What working at a council has taught me about policy

Coming to the end of my fourth week as Head of Policy at Solace, an uncomfortable realisation has hit me. I spent 15 years working in policy, but it is only now after finishing an 18-month hiatus from that world that I truly understand that my job is not about being clever. There are loads of clever people out there with shiny theories that set out nice neat solutions in a series of easy steps. (Incidentally, we met a lot of people wanting to sell us their shiny wares when I was at Birmingham City Council; it is one of the hazards of working at an authority engaged in a well-publicised
process of transformation.)

But here’s the rub: policy isn’t about the nice neat solutions. Effective policy should be a framework that enables us to translate the messy and complicated into action that may also sometimes be messy and complicated but will make sense to the people and places affected. It’s the translation role that is really crucial and is one of the factors that drew me to this role at Solace. In my 7 years at the LGA, it was often the insights from Chief Executives that I relied on most going into discussions with civil servants. Quite often, that evidence about how an idea would likely play out on the ground was what enabled us to stop weak policy from being even worse – which in a system as centralised as ours, is often as much of a win as persuading departments to adopt a new policy idea.

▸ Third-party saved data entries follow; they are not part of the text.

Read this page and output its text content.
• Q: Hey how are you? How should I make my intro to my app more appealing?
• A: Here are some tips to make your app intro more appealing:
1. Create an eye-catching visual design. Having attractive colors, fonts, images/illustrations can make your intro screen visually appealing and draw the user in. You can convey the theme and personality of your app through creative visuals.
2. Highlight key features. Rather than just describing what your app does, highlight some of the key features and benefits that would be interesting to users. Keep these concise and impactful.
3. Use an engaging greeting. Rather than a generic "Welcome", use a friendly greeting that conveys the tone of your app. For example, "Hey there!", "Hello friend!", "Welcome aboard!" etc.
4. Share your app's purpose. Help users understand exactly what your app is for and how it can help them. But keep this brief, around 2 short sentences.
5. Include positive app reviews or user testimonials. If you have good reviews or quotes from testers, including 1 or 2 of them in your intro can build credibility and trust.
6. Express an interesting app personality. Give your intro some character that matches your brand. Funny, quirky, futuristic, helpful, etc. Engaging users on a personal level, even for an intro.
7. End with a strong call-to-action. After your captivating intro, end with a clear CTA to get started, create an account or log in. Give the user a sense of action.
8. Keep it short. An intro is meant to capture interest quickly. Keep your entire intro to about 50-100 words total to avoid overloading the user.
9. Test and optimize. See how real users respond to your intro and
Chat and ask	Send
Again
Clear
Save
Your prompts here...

A few other reflections on what my time working at a council taught me about policy:

1) It’s not any one policy that matters but how policies interact (or don’t) with each other. I remember a conversation that I had with a DCLG official a few months before I left Birmingham about work we had underway on community cohesion. She couldn’t understand why I wanted to talk about school admissions, welfare reform or fuel poverty as those weren’t issues in DCLG’s remit. But if you asked our residents about what did or didn’t make them feel like they belonged in their city and connected to their neighbours, those are the issues that would come up.

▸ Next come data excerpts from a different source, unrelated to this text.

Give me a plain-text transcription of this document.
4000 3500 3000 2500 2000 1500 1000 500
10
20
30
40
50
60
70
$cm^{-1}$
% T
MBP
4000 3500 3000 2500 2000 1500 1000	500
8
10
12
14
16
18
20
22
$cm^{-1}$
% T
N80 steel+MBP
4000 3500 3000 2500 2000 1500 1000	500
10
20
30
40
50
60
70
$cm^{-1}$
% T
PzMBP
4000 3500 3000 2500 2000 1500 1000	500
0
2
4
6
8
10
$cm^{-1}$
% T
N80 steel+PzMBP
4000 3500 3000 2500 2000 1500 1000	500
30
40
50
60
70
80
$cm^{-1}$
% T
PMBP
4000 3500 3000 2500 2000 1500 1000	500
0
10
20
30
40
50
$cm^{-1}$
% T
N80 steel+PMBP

2) Sometimes we bring centralisation on ourselves. I worry that as local government, we can suffer from a bit of Stockholm Syndrome from having operated in a centralised system for so long. Too often, colleagues would often talk about the need for central government to issue “guidance” instead of looking to residents and partners for a steer on what would work best in our areas. Gaps and ambiguity can be rich ground for developing local solutions. Given that a lot of central government policy development will grind to a halt in the next couple of years, we should have ample opportunity to put that to the test as a sector.

3) Leadership trumps policy every time. Working at a council, I got to see first-hand what a powerful force authenticity, accessibility and generosity can amount to. When you’re invited to the table because partners want you there and believe that you have something of value to contribute not just because the statutes require them to, that’s when the magic really happens.

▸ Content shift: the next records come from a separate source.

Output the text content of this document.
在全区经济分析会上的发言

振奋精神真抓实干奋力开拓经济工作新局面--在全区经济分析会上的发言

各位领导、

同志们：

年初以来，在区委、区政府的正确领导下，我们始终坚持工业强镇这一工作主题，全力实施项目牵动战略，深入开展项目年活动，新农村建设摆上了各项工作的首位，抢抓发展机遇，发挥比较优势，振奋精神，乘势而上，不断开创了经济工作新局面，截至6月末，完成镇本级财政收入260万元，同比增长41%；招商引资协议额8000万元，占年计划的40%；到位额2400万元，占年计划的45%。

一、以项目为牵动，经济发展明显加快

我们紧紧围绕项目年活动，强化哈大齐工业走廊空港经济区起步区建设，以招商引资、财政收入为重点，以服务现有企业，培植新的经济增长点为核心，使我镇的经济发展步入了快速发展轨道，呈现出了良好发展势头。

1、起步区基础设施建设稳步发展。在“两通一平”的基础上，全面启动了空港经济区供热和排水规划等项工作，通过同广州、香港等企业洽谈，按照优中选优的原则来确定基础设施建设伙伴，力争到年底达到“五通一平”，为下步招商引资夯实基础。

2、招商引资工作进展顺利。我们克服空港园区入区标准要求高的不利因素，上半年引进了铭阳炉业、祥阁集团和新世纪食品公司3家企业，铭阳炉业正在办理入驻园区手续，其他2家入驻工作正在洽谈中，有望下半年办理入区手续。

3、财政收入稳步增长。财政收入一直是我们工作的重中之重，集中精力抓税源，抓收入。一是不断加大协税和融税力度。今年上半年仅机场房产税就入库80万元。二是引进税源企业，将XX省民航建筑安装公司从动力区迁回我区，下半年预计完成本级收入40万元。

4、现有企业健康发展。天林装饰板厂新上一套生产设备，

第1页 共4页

Over the coming weeks, the Solace policy team will be developing a strategy that brings the individual bits of work being led by our spokespeople into more of a coherent overarching narrative. The last point about leadership is one that we will be seeking to thread in more visibly throughout our policy work as it is how we can play to our strengths and have a distinctive voice in what can be a very crowded landscape. We look forward to sharing our ideas and hearing back from you in the autumn.